Родился я в деревне Князевка Арзамасского района Нижегородской области 10 октября 1924 года. В воскресенье, 22 июня 1941 г., я проснулся поздно, где-то часов в десять утра. Умывшись и с ленцой позавтракав черным хлебом, запивая его кружкой чая, решил поехать к своей тетке. Приехав к ней, я увидел ее заплаканной. Расспросив, узнал, что началась война и ее супруг Павел ушел в военкомат записываться добровольцем в Красную Армию.
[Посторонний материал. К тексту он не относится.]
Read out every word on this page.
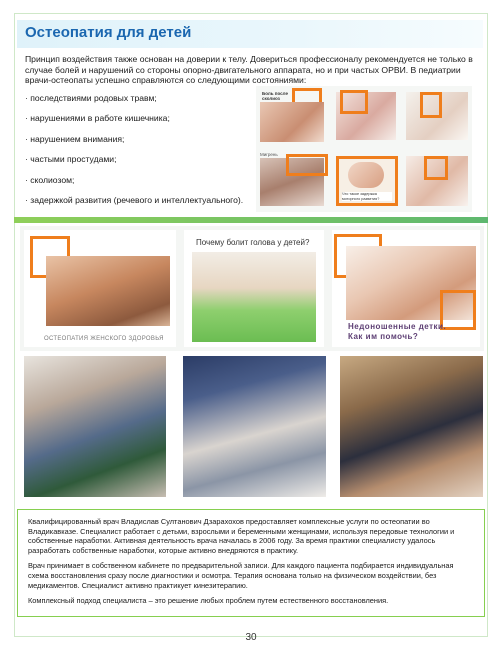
Остеопатия для детей

Принцип воздействия также основан на доверии к телу. Довериться профессионалу рекомендуется не только в случае болей и нарушений со стороны опорно-двигательного аппарата, но и при частых ОРВИ. В педиатрии врачи-остеопаты успешно справляются со следующими состояниями:

· последствиями родовых травм;
· нарушениями в работе кишечника;
· нарушением внимания;
· частыми простудами;
· сколиозом;
· задержкой развития (речевого и интеллектуального).
Боль после сколиоз
Мигрень
Что такое задержка моторного развития?
ОСТЕОПАТИЯ ЖЕНСКОГО ЗДОРОВЬЯ
Почему болит голова у детей?
Недоношенные детки.
Как им помочь?

Квалифицированный врач Владислав Султанович Дзарахохов предоставляет комплексные услуги по остеопатии во Владикавказе. Специалист работает с детьми, взрослыми и беременными женщинами, используя передовые технологии и собственные наработки. Активная деятельность врача началась в 2006 году. За время практики специалисту удалось разработать собственные наработки, которые активно внедряются в практику.

Врач принимает в собственном кабинете по предварительной записи. Для каждого пациента подбирается индивидуальная схема восстановления сразу после диагностики и осмотра. Терапия основана только на физическом воздействии, без медикаментов. Специалист активно практикует кинезитерапию.

Комплексный подход специалиста – это решение любых проблем путем естественного восстановления.

30
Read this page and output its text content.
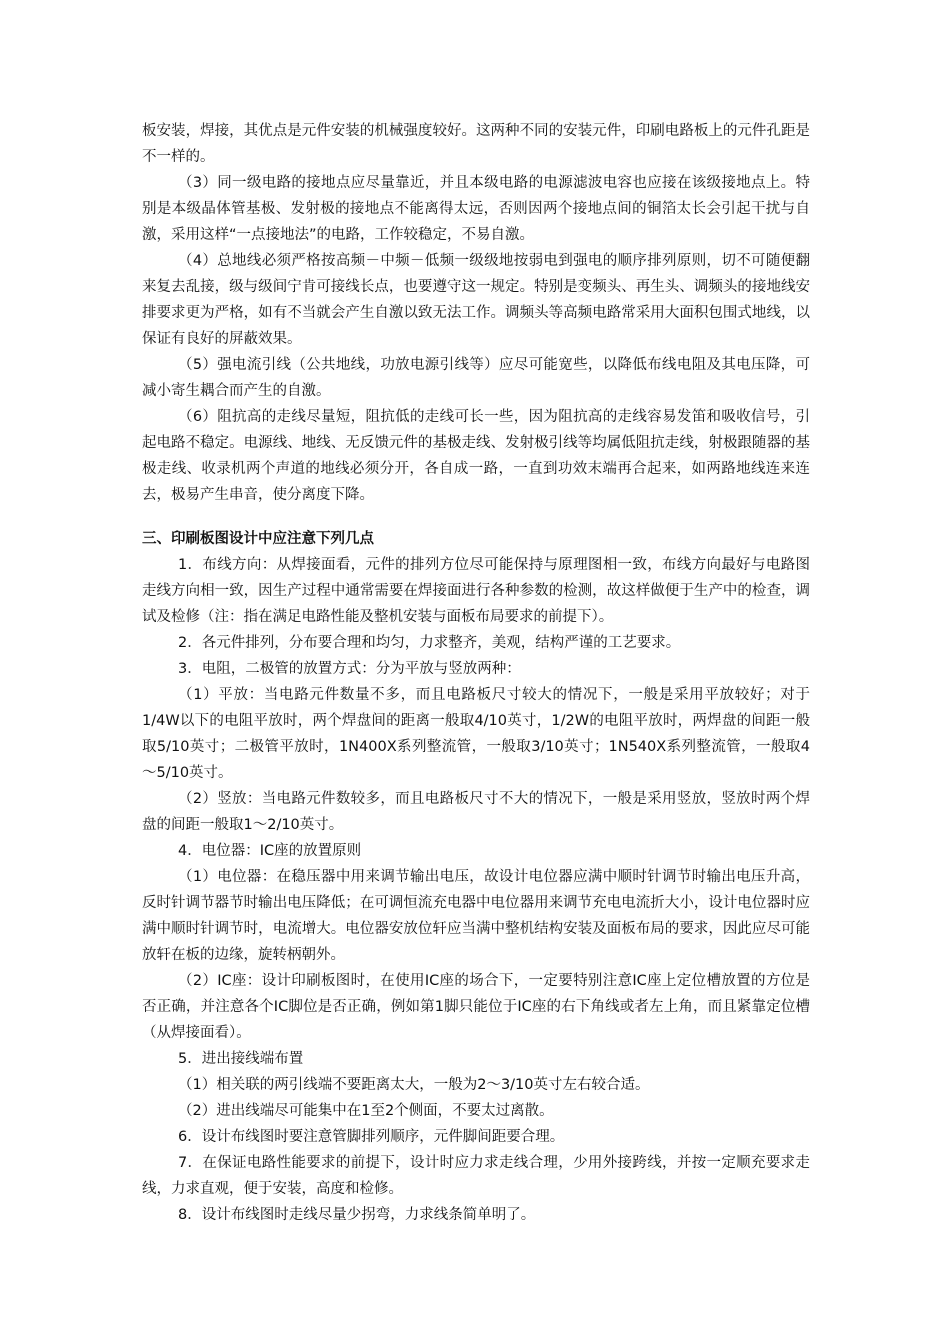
板安装，焊接，其优点是元件安装的机械强度较好。这两种不同的安装元件，印刷电路板上的元件孔距是不一样的。

（3）同一级电路的接地点应尽量靠近，并且本级电路的电源滤波电容也应接在该级接地点上。特别是本级晶体管基极、发射极的接地点不能离得太远，否则因两个接地点间的铜箔太长会引起干扰与自激，采用这样“一点接地法”的电路，工作较稳定，不易自激。

（4）总地线必须严格按高频－中频－低频一级级地按弱电到强电的顺序排列原则，切不可随便翻来复去乱接，级与级间宁肯可接线长点，也要遵守这一规定。特别是变频头、再生头、调频头的接地线安排要求更为严格，如有不当就会产生自激以致无法工作。调频头等高频电路常采用大面积包围式地线，以保证有良好的屏蔽效果。

（5）强电流引线（公共地线，功放电源引线等）应尽可能宽些，以降低布线电阻及其电压降，可减小寄生耦合而产生的自激。

（6）阻抗高的走线尽量短，阻抗低的走线可长一些，因为阻抗高的走线容易发笛和吸收信号，引起电路不稳定。电源线、地线、无反馈元件的基极走线、发射极引线等均属低阻抗走线，射极跟随器的基极走线、收录机两个声道的地线必须分开，各自成一路，一直到功效末端再合起来，如两路地线连来连去，极易产生串音，使分离度下降。

三、印刷板图设计中应注意下列几点

1．布线方向：从焊接面看，元件的排列方位尽可能保持与原理图相一致，布线方向最好与电路图走线方向相一致，因生产过程中通常需要在焊接面进行各种参数的检测，故这样做便于生产中的检查，调试及检修（注：指在满足电路性能及整机安装与面板布局要求的前提下）。

2．各元件排列，分布要合理和均匀，力求整齐，美观，结构严谨的工艺要求。

3．电阻，二极管的放置方式：分为平放与竖放两种：

（1）平放：当电路元件数量不多，而且电路板尺寸较大的情况下，一般是采用平放较好；对于1/4W以下的电阻平放时，两个焊盘间的距离一般取4/10英寸，1/2W的电阻平放时，两焊盘的间距一般取5/10英寸；二极管平放时，1N400X系列整流管，一般取3/10英寸；1N540X系列整流管，一般取4～5/10英寸。

（2）竖放：当电路元件数较多，而且电路板尺寸不大的情况下，一般是采用竖放，竖放时两个焊盘的间距一般取1～2/10英寸。

4．电位器：IC座的放置原则

（1）电位器：在稳压器中用来调节输出电压，故设计电位器应满中顺时针调节时输出电压升高，反时针调节器节时输出电压降低；在可调恒流充电器中电位器用来调节充电电流折大小，设计电位器时应满中顺时针调节时，电流增大。电位器安放位轩应当满中整机结构安装及面板布局的要求，因此应尽可能放轩在板的边缘，旋转柄朝外。

（2）IC座：设计印刷板图时，在使用IC座的场合下，一定要特别注意IC座上定位槽放置的方位是否正确，并注意各个IC脚位是否正确，例如第1脚只能位于IC座的右下角线或者左上角，而且紧靠定位槽（从焊接面看）。

5．进出接线端布置

（1）相关联的两引线端不要距离太大，一般为2～3/10英寸左右较合适。

（2）进出线端尽可能集中在1至2个侧面，不要太过离散。

6．设计布线图时要注意管脚排列顺序，元件脚间距要合理。

7．在保证电路性能要求的前提下，设计时应力求走线合理，少用外接跨线，并按一定顺充要求走线，力求直观，便于安装，高度和检修。

8．设计布线图时走线尽量少拐弯，力求线条简单明了。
Наскоро попрощавшись, я решил не задерживаться и направился в общежитие Горьковского речного училища, где я в то время учился. По дороге в трамвае разговор шел о войне, о том, что она долго не продлится. «Напала Моська на слона», — сказал один из пассажиров.
Во вторник, 24 июня, я пошел в военкомат. Площадь перед ним была забита людьми. Каждый стремился попасть к военкому. Не знаю каким образом, но мне удалось проникнуть в коридор военкомата, где меня встретил политрук. На его вопрос, зачем я пришел, я ответил, что хочу на фронт. Узнав, сколько мне лет, он мне сказал: «Знаешь, парень, иди и продолжай учиться, войны для тебя еще хватит, а пока видишь, сколько народу, у нас есть, кого призывать». Примерно через месяц я опять отправился в военкомат. Послушав совет своего друга, я прибавил себе два года. Получил медицинскую карту и, пройдя медицинскую комиссию, был зачислен во 2-е Горьковское автомотоциклетное училище.
Нас направили в Ильино, где после ужина объявили, что мы входим в состав 9-й роты третьего мотоциклетного батальона. На другой же день начались занятия. Мы изучали воинские уставы, учились ходить с песнями в составе роты. Винтовки из досок были изготовлены лично каждым. 7 августа 1941 года нас привели к присяге, впервые помыв в бане и выдав летнее воинское обмундирование. Вскоре нам вручили боевое оружие.
Изучение мотоциклов мы начали с модели «АМ-600» с коляской и «ИЖ-9», а затем перешли к изучению только что принятых на вооружение мотоциклов «М-72». Проведя несколько занятий по теории, нас повезли на автодром на вождение. В то время велосипед был роскошью, доступной не каждому мальчишке, и многие не умели кататься. Поэтому их вначале научили ездить на велосипедах, а уж потом посадили на мотоцикл.